尔时,有一婆罗门种,厌世出家修学仙法,不恼众生离欲去爱;和颜而言身无粗犷,饮水食果及诸根药;少欲知足修寂静行,长养发爪为梵行相。是时,仙人忽于一时遥闻兔王为兔说法,闻已心悔,而作是言:“我今虽得生于人中,愚痴无智不如是兔,生在兔中晓了善法。譬如日光障蔽月光。我亦如是,虽生人中,为彼畜生之所障蔽,彼虽畜生,或是正法之将,或是梵王大自在天。我今闻彼所说之法,心调柔和,譬如人热入清冷水。怪哉师子!多行恶业,受是兽身,云何复当杀如是兔?如是兔者,乃是纯善,形虽如是,乃能修行仙圣之法,虽生畜生,而能宣说善恶之相。我从本来无可咨禀尊敬之处,今得遇之,甚善无量。”是时仙人,即起合掌,往至兔所。[6]65

此经载一婆罗门厌世出家修行,清心寡欲,留着长发与长指(趾)甲,作“梵行相”。后来听说有一兔王经常给兔子们说法,仙人感觉惭愧不如诸兔,虽在修行,却不能听闻佛法,于是便起身合掌前往兔王住所。比照画面,与右起第一个场景相吻合,画中人物留长发,双手合掌,前面有两只兔子。由此可见,画面显示的是婆罗门已经临近兔王住所的场景。是经又云:

至兔所已,却坐一面,合掌向兔,而作是言:“汝是正法之身,将不受兔身,所有必定纯善之法,唯愿为我具足说之。我所修学,长养须发,草衣、食果今实厌之,譬如钻水求酥是实难得,我亦如是。终身长发、草衣、食果,虽修苦行,正法难得。我今虽得生于人中,受人形体,远善知识,修行恶法,如七叶华正可远瞻不中亲近,我亦如是,修行恶法,有智之人,视之远去终不亲近。汝真梵王假受兔身。”

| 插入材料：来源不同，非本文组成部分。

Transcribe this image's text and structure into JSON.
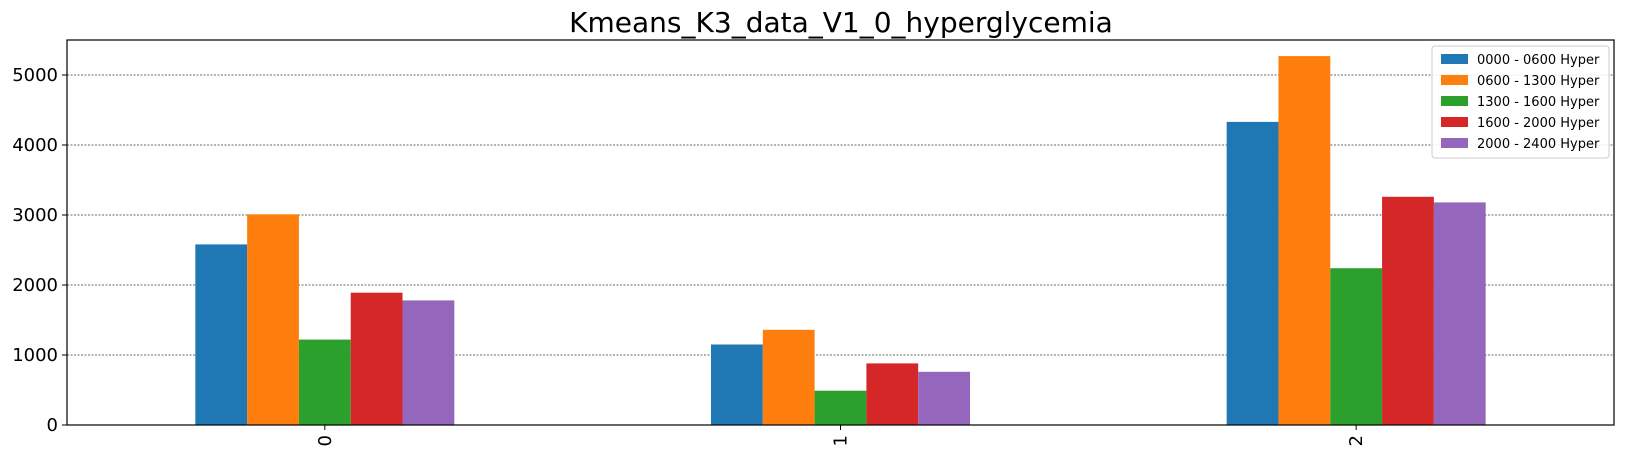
{
  "chart_data": {
    "type": "bar",
    "title": "Kmeans_K3_data_V1_0_hyperglycemia",
    "xlabel": "",
    "ylabel": "",
    "categories": [
      "0",
      "1",
      "2"
    ],
    "ylim": [
      0,
      5500
    ],
    "yticks": [
      0,
      1000,
      2000,
      3000,
      4000,
      5000
    ],
    "grid": "y-dotted",
    "legend_position": "top-right",
    "series": [
      {
        "name": "0000 - 0600 Hyper",
        "color": "#1f77b4",
        "values": [
          2580,
          1150,
          4330
        ]
      },
      {
        "name": "0600 - 1300 Hyper",
        "color": "#ff7f0e",
        "values": [
          3010,
          1360,
          5270
        ]
      },
      {
        "name": "1300 - 1600 Hyper",
        "color": "#2ca02c",
        "values": [
          1220,
          490,
          2240
        ]
      },
      {
        "name": "1600 - 2000 Hyper",
        "color": "#d62728",
        "values": [
          1890,
          880,
          3260
        ]
      },
      {
        "name": "2000 - 2400 Hyper",
        "color": "#9467bd",
        "values": [
          1780,
          760,
          3180
        ]
      }
    ]
  }
}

兔时答言:“大婆罗门!若我所言悦可汝心甚不爱也。所以者何?我久已离悭吝之结。往昔发心,便当涅槃,但为众生故,久住生死。”

时,婆罗门闻是语已,心生欢喜:“汝是大士,能为众生久处是中。”即便随逐经历多年,饮水啖果与兔无别。 [6]65

以上所言与画面第二个场景相应,画面中兔王坐于莲叶之上,呈说法状,这与兔王是菩萨身相符。婆罗门双手合掌,单膝跪地,面向兔王,一副虔诚之相,唯婆罗门单膝跪地的姿势与经文所记“却坐一面”稍有不同。是经又云:

是时,世人多行恶法,以是因缘,令天炎旱,草木华果枯干不出,海池井泉诸水燋涸,其地所有林木蓬茹蒿草,土地人民收拾去尽。

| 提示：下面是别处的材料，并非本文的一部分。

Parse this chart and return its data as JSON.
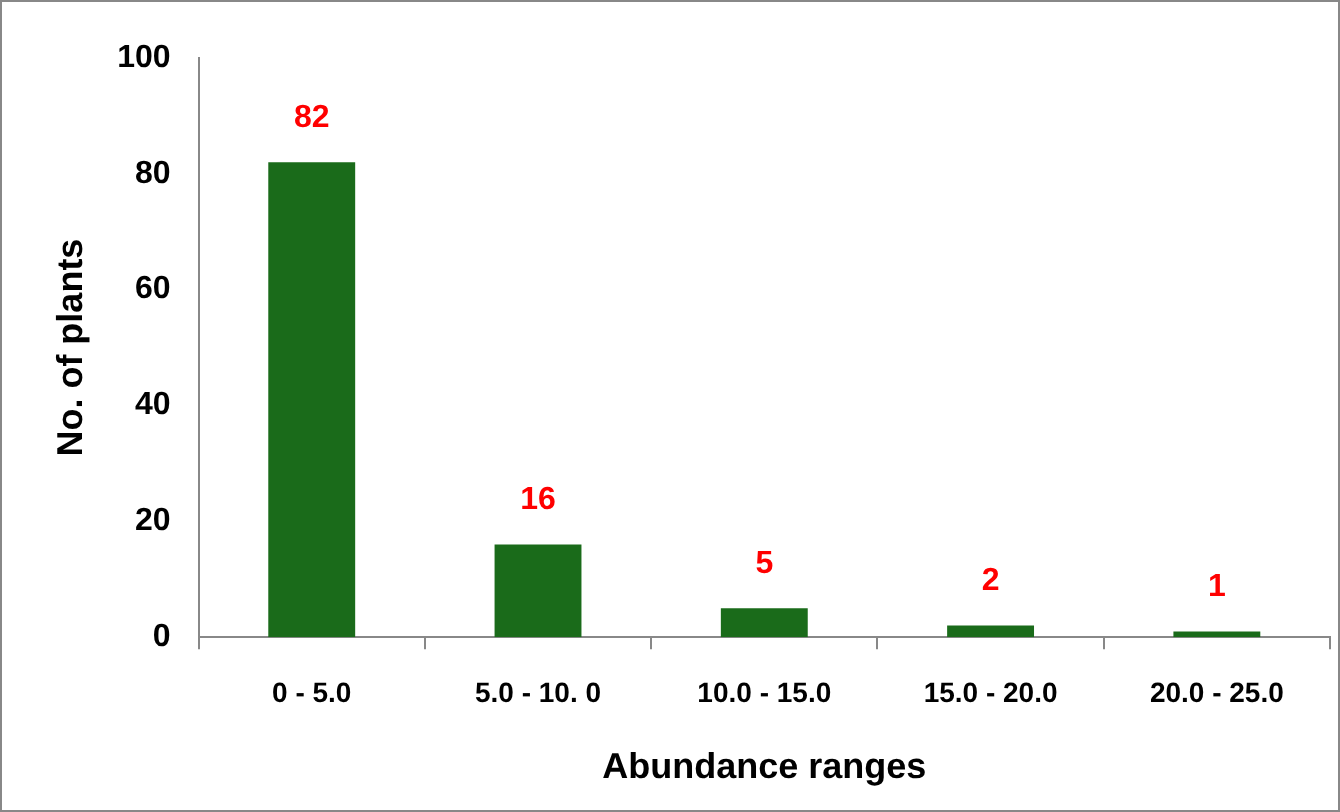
{
  "chart_data": {
    "type": "bar",
    "xlabel": "Abundance ranges",
    "ylabel": "No. of plants",
    "categories": [
      "0 - 5.0",
      "5.0 - 10. 0",
      "10.0 - 15.0",
      "15.0 - 20.0",
      "20.0 - 25.0"
    ],
    "values": [
      82,
      16,
      5,
      2,
      1
    ],
    "color": "#1a6b1a",
    "ylim": [
      0,
      100
    ],
    "yticks": [
      0,
      20,
      40,
      60,
      80,
      100
    ],
    "grid": false,
    "legend": false,
    "data_labels": true
  }
}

时,婆罗门饥穷困苦,和颜向兔而作是言:“我今欲去,愿不见责。”

兔闻是已,即生念言:“今此大仙不乐此处,故欲相舍。”即前问言:“此处何过,有何相犯?大仙当观身服如是蒭草之衣,令心愁恼非所宜也,如婆罗门入淫女舍,甚非家法也。”

婆罗门言:“汝之所说实入我心,是处清净实无过患,诸兔自修亦不相犯。但我薄佑困乏饮食,是故俯仰欲相舍去。汝今当观一切众生,无不因食以活此身,汝之所说善妙法要,今虽远离,要当终身佩之心腑不令忘失。汝复当知我心无慈,为秽食故,而相舍离。”

时兔答言:“汝所为者,盖是小事,云何乃欲相舍离去?”

婆罗门言:“我空饮水,已经多日,恐命不全,是故置宜欲相舍离。”[6]65-66

以上所云与画面的第三个场景相符,兔王蹲坐于地,与婆罗门相对,作交谈状。由于“世人多行恶法”,导致天气干旱,草木花果枯死,兔王处已经没有什么可以进食的,婆罗门只能饮水度日,身体支撑不住,准备离去。画面中婆罗门手提净瓶,生动地体现了他以水度日的情景。是经又云:

是兔其夜多集干薪,告诸兔言:“汝等当知,是婆罗门,今欲舍我远去他家,我甚愁恼身体战栗。世法如是无常别离,虚诳不实犹如幻化,合会有离犹如秋雨,有为之法有如是等无量过患,诸行如梦热时之炎,众生命尽无可还者。汝等今者,知世法如是而不能离,是故汝等要当精勤坏三有乎!”尔时,兔王竟夜不眠,为诸兔众说法如是。夜既终已,清旦地了于薪聚边即便吹火,火然之后,语婆罗门言:“我昨请汝欲设微供,今已具办,愿必食之。何以故?智人集财欲以布施,受者怜愍要必受用;若有凡人多畜财宝以施于人,此不以为难。我今贫穷施乃为难,唯愿哀矜必定受之;我今深心清净启请,唯愿仁者必受不疑。”说是语已,复自慰喻:“我今为他受安乐故,自舍己身,无所贪惜大如毫厘。如是福报,愿诸众生证无上智。”自慰喻已,投身火坑。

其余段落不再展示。